Main image of article H-1B Spouses Face Uncertainty with New H-4 EAD Decision

The fate of H-4 EAD, which allows the spouses of H-1B visa holders to work, is still up in the air after the U.S. Court of Appeals for the District of Columbia Circuit kicked a decision over the program’s cancelation back to a lower court.

Save Jobs USA, the tech-workers advocacy group that filed the lawsuit at the core of the case, suggests that the H-4 EAD could result in employment for 180,000 spouses of H-1B holders, resulting in increased (and unfair) competition for tech jobs. The lawsuit argues that the federal government overstepped its bounds in establishing H-4 EAD.

The court’s ruling seemed to agree with the lawsuit’s position, stating: “The rule will increase competition for jobs.” However, those who possess the H-4 EAD can continue to work, at least for now. A new court ruling, or the introduction of new government regulation, could still kill the program.

H-4 EAD, H-1B Both Squeezed

Earlier this year, U.S. Citizenship and Immigration Services (USCIS) suggested that ending H-4 EAD would prove “economically significant,” and ultimately benefit American workers:

“Some U.S. workers would benefit from this proposed rule by having a better chance at obtaining jobs that some of the population of the H-4 workers currently hold, as the proposed rule would no longer allow H-4 workers to enter the labor market early.”

However, the federal government is still reviewing its plans to potentially terminate H-4 EAD (the original deadline for a decision was Spring 2019, which passed).
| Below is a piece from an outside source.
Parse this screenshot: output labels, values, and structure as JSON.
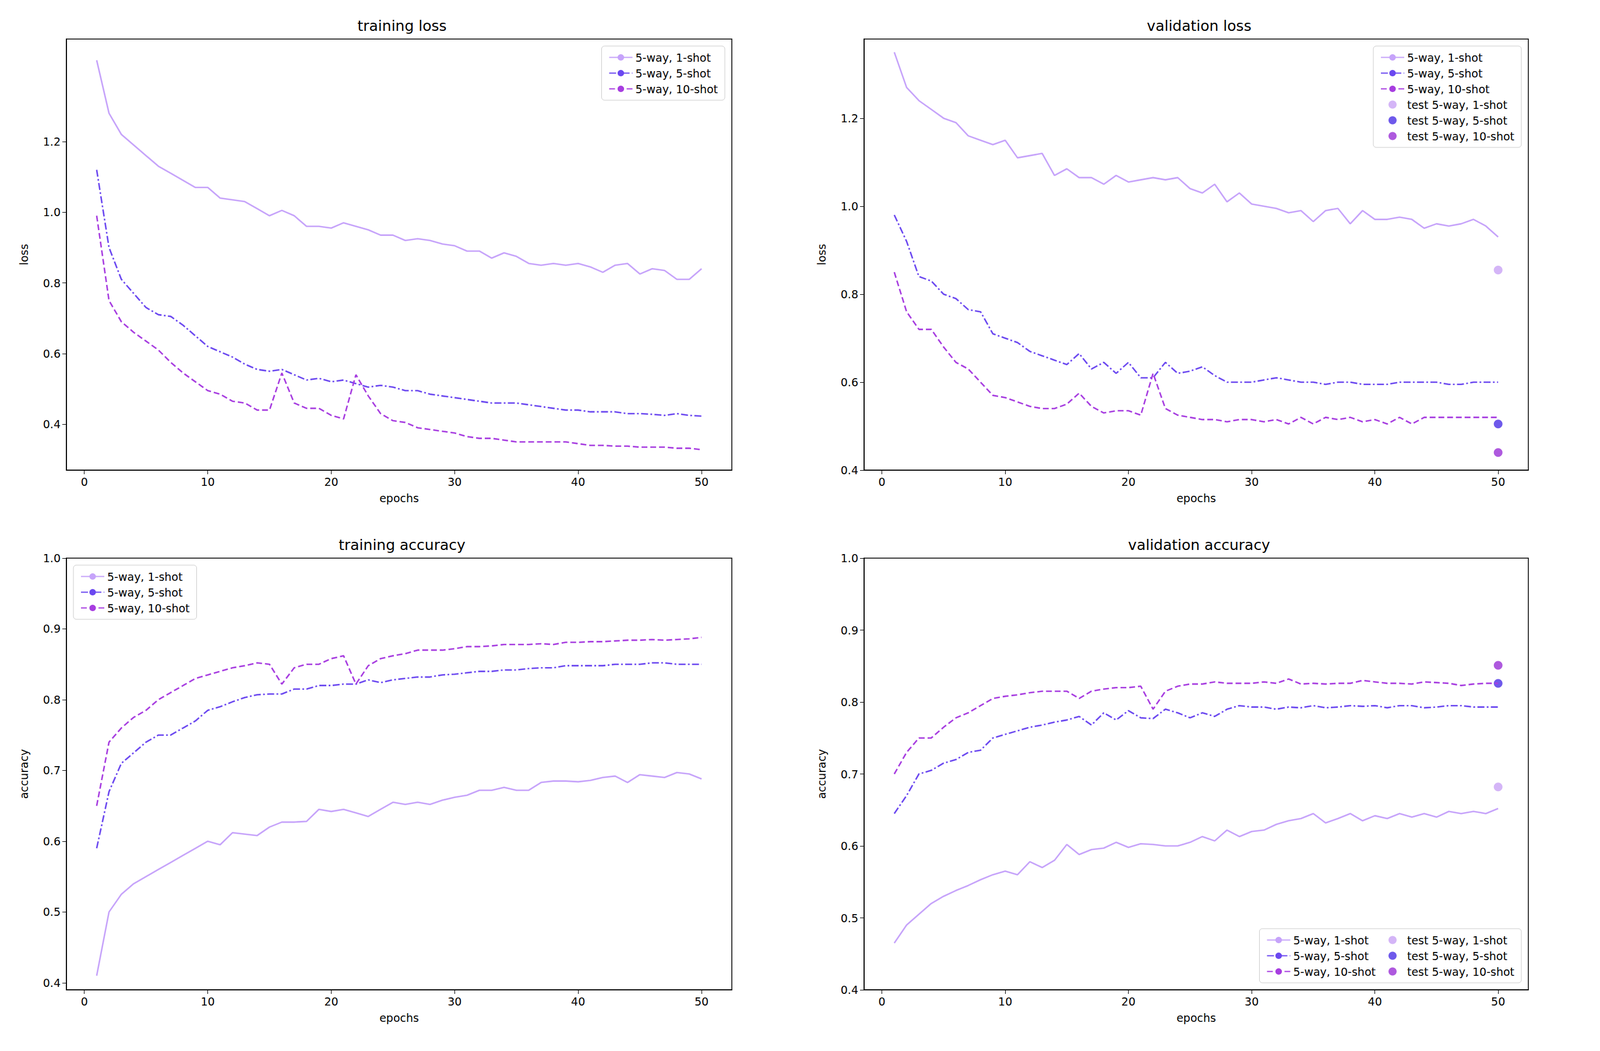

In the meantime, it has made the application process far more challenging: as of February 2019, anyone applying for the H-4 EAD needs to undergo biometric screening.

Meanwhile, the H-1B itself has been the focus of tightening government policy. Through the third quarter of fiscal 2019, denial rates for H-1B petitions have skyrocketed to 24 percent, according to a new analysis of USCIS data by the National Foundation for American Policy (NFAP).
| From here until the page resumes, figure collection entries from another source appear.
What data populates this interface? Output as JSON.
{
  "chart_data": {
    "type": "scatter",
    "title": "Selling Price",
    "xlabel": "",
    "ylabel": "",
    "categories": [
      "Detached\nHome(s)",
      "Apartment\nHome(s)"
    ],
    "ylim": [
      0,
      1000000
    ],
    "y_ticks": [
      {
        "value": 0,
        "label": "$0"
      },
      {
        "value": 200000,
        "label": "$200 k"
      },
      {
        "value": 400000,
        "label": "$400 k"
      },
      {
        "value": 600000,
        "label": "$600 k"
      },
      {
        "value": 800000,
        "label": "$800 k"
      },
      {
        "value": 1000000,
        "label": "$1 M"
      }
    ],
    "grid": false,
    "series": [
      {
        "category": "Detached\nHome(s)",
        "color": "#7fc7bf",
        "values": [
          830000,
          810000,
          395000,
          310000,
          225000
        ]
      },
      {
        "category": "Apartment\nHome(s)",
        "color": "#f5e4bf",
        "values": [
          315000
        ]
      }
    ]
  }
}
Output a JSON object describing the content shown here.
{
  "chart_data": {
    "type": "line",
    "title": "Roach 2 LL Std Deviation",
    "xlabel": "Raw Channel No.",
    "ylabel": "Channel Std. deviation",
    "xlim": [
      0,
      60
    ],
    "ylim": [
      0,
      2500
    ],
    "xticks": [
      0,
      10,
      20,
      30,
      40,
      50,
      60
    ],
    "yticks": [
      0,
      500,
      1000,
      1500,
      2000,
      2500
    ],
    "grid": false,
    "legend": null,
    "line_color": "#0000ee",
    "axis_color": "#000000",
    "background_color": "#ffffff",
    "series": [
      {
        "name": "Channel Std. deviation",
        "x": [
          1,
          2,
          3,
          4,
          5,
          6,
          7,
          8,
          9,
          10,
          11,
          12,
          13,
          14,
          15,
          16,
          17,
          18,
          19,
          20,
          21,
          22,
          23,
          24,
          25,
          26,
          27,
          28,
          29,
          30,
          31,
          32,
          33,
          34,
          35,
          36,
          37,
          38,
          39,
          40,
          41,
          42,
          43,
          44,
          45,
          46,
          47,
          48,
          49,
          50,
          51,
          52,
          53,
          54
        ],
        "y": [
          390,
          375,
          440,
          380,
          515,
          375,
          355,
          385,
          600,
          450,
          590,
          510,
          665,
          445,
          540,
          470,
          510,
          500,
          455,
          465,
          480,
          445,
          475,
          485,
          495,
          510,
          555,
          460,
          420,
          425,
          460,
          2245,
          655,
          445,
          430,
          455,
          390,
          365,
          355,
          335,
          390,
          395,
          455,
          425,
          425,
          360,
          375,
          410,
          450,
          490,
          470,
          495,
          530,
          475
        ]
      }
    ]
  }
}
“In the first three quarters of FY 2019, USCIS adjudicators denied 24 percent of H-1B petitions for ‘initial’ employment and 12 percent of H-1B petitions for ‘continuing’ employment,” read the NFAP report (PDF). “The 12 percent denial rate for continuing employment is also historically high—4 times higher than the denial rate of only 3 percent for H-1B petitions for continuing employment as recently as FY 2015.” (A brief note on definitions: ‘initial employment’ means H-1B petitions for new employment, whereas ‘continuing employment’ is typically an extension for an existing employee.)
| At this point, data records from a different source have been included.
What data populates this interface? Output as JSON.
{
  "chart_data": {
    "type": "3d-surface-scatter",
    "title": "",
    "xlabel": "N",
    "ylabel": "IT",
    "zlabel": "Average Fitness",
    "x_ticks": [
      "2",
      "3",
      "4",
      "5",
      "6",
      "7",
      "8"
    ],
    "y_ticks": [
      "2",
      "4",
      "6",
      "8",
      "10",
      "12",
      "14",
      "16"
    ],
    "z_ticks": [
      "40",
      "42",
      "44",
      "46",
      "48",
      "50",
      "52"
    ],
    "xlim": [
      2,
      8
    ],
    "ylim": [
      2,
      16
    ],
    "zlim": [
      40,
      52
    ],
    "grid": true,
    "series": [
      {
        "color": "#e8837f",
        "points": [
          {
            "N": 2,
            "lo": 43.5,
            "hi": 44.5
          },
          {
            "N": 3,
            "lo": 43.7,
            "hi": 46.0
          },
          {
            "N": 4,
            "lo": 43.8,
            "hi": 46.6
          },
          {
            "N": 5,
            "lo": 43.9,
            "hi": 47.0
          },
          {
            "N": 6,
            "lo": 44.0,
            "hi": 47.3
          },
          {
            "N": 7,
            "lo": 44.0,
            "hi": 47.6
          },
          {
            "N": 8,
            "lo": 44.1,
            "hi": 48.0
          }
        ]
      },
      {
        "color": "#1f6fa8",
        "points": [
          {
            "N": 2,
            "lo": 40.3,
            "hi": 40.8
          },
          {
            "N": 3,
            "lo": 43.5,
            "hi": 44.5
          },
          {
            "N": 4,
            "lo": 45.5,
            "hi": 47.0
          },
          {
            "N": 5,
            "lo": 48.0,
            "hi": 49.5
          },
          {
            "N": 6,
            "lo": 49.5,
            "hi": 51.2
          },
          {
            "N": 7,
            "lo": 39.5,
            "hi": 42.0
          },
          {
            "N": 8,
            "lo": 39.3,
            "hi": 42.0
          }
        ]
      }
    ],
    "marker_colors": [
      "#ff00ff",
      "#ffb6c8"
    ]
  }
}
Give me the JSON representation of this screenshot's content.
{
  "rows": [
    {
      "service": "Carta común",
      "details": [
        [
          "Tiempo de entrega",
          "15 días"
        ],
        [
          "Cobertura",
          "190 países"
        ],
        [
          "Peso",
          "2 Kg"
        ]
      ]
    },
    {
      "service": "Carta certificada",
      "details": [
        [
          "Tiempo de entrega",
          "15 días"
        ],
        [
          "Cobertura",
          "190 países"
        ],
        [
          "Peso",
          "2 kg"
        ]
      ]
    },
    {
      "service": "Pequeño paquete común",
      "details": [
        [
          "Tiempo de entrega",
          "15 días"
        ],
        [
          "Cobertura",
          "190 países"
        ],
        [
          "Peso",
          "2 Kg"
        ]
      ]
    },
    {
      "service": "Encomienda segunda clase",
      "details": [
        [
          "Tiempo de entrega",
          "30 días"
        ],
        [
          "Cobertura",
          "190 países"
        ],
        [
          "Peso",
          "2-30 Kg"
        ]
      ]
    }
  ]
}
But that hasn’t stopped some of the country’s biggest tech companies from petitioning for H-1B visas—and subcontracting H-1B workers from services firms. Earlier this year, we analyzed a massive dataset from the U.S. Department of Labor on H-1B data for fiscal year 2019. Here’s what we found: ‘primary’ denotes direct H-1B petitioning, while ‘secondary’ represents subcontracting:

Meanwhile, the government continues to tighten the H-1B process. USCIS wants to institute a $10 registration fee for each H-1B visa application (the added money will supposedly allow it to better “adjudicate” applications), and companies petitioning for H-1B visa are being asked more intensive questions about the nature of the work those workers will be doing.